This thesis details the implementation and evaluation of seven machine learning classifiers for the detection of Autism Spectrum Disorder (ASD) using resting-state functional MRI (rs-fMRI) data from the ABIDE I dataset. Two feature representations were compared: traditional Pearson correlation features and graph-based features. Logistic Regression (LR), Support Vector Machine (SVM), and Multi-Layer Perceptron (MLP) achieved the highest performance on Pearson correlation features, satisfying all predefined non-functional requirements, with average balanced accuracies up to 64.4% (SVM) and standard deviations below 2.5%. Linear Discriminant Analysis (LDA) narrowly missed the standard deviation constraint with 0.5%.

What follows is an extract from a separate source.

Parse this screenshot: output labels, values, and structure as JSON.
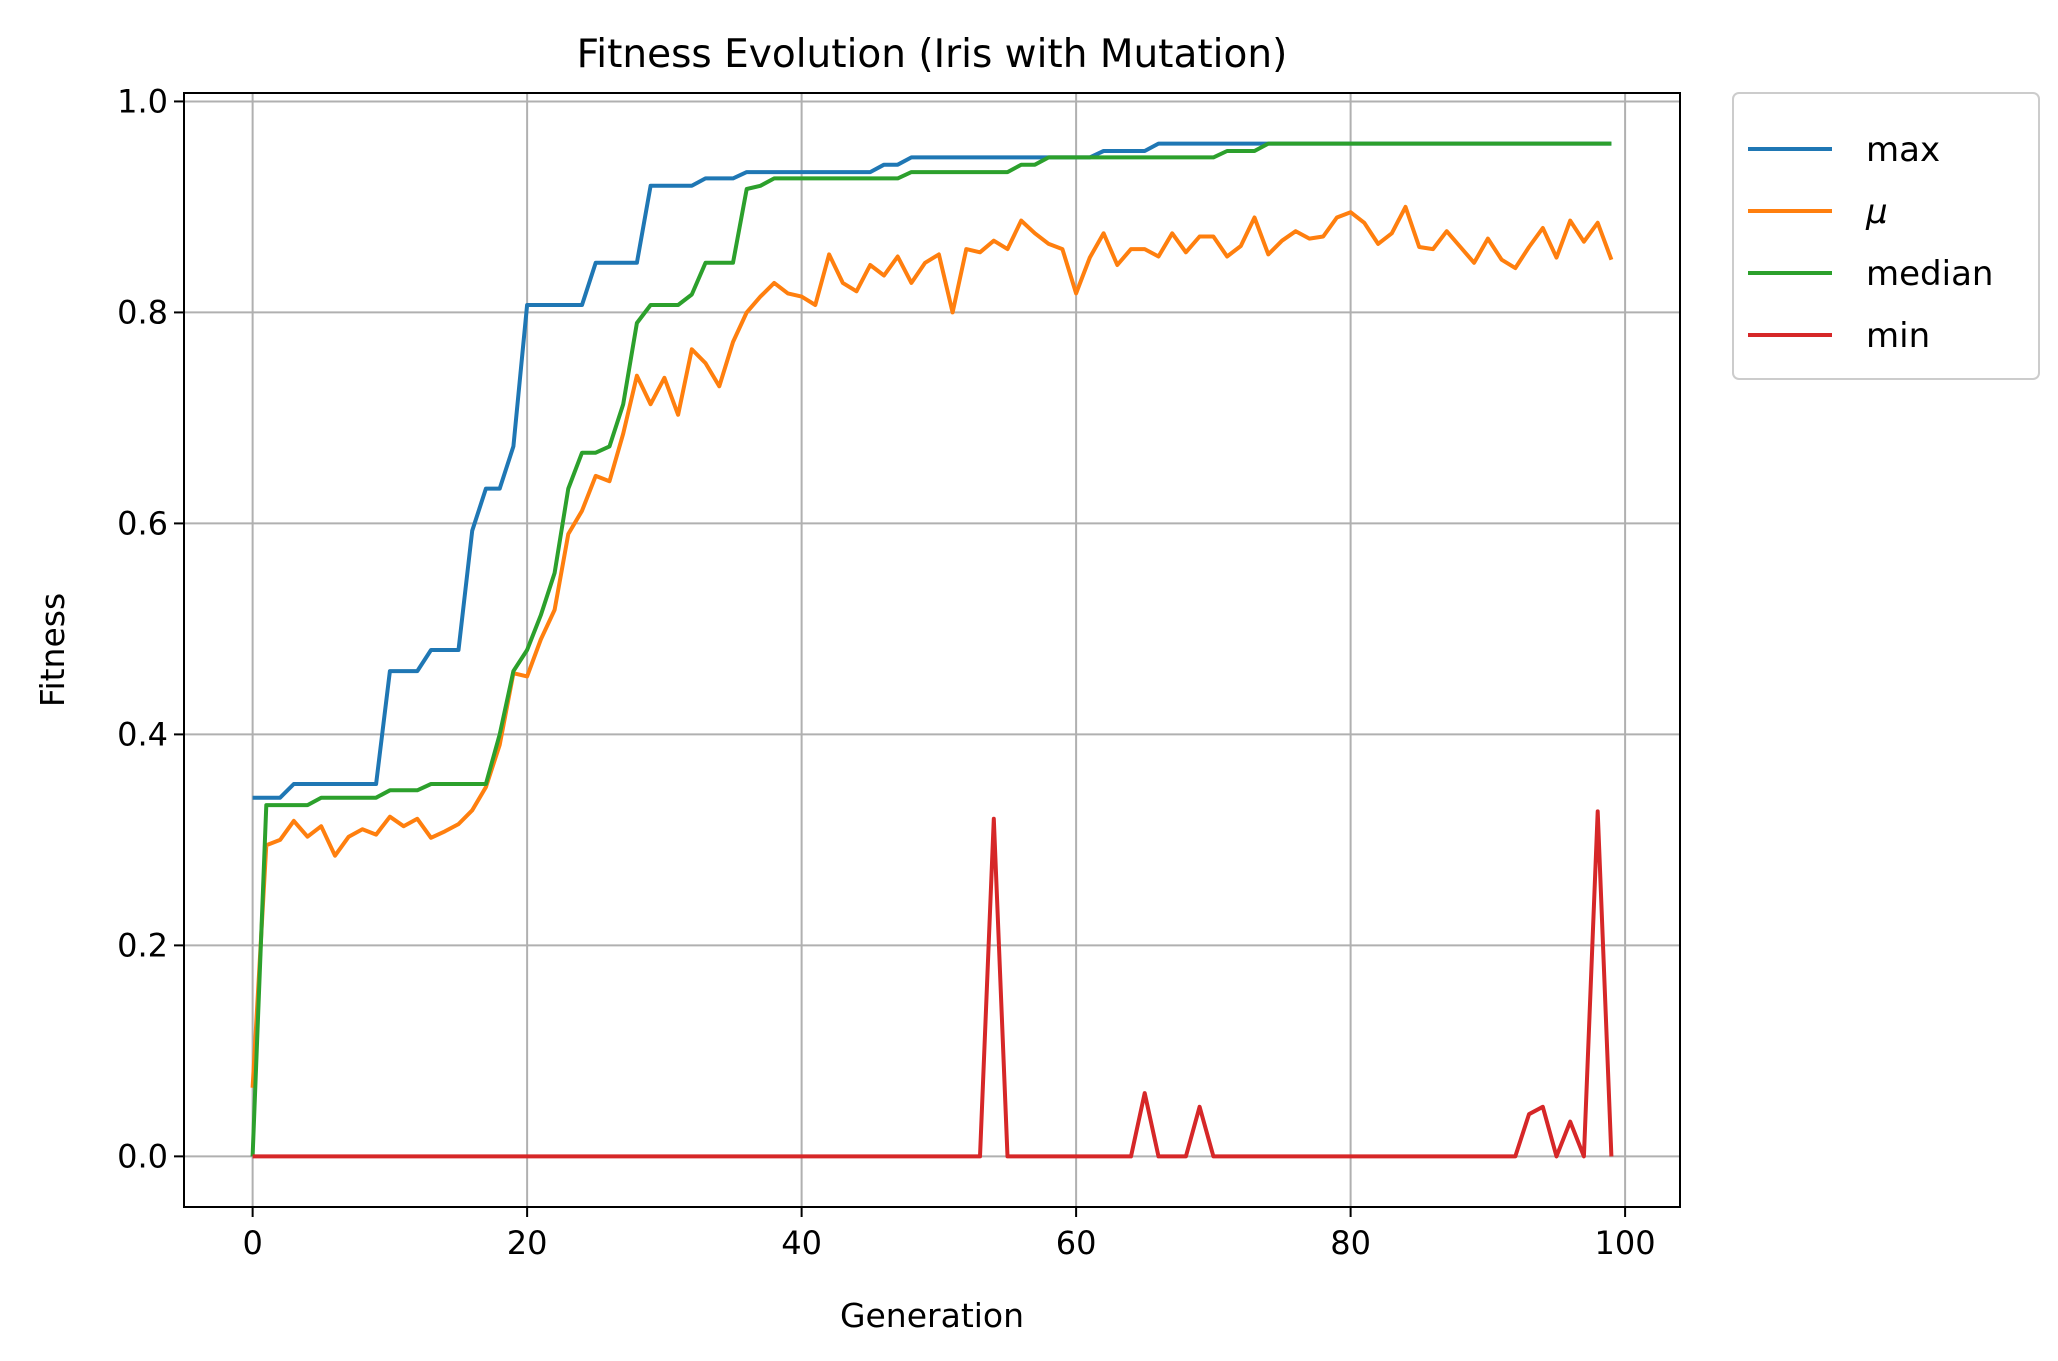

In contrast to the Pearson correlation features, graph-based features yielded consistently lower balanced accuracies, typically ranging from 54% to 59% across classifiers, underscoring their limited informativeness in the current implementation. Feature importance analysis on Pearson correlation data revealed connections between brain regions involving the inferior occipital gyrus, middle temporal pole, precuneus, and cerebellum as
consistently influential for classification. To facilitate neuroscientific exploration, an interactive tool, NASDA (Neuroimaging Autism Spectrum Disorder Analyser), was developed and demonstrated to fulfil all functional and non-functional requirements for Pearson correlation based analysis using LR as the recommended classification model.
These results highlight the dependency of classifiers performance on the quality of input features and contribute to ongoing efforts to localise robust neurological biomarkers for ASD.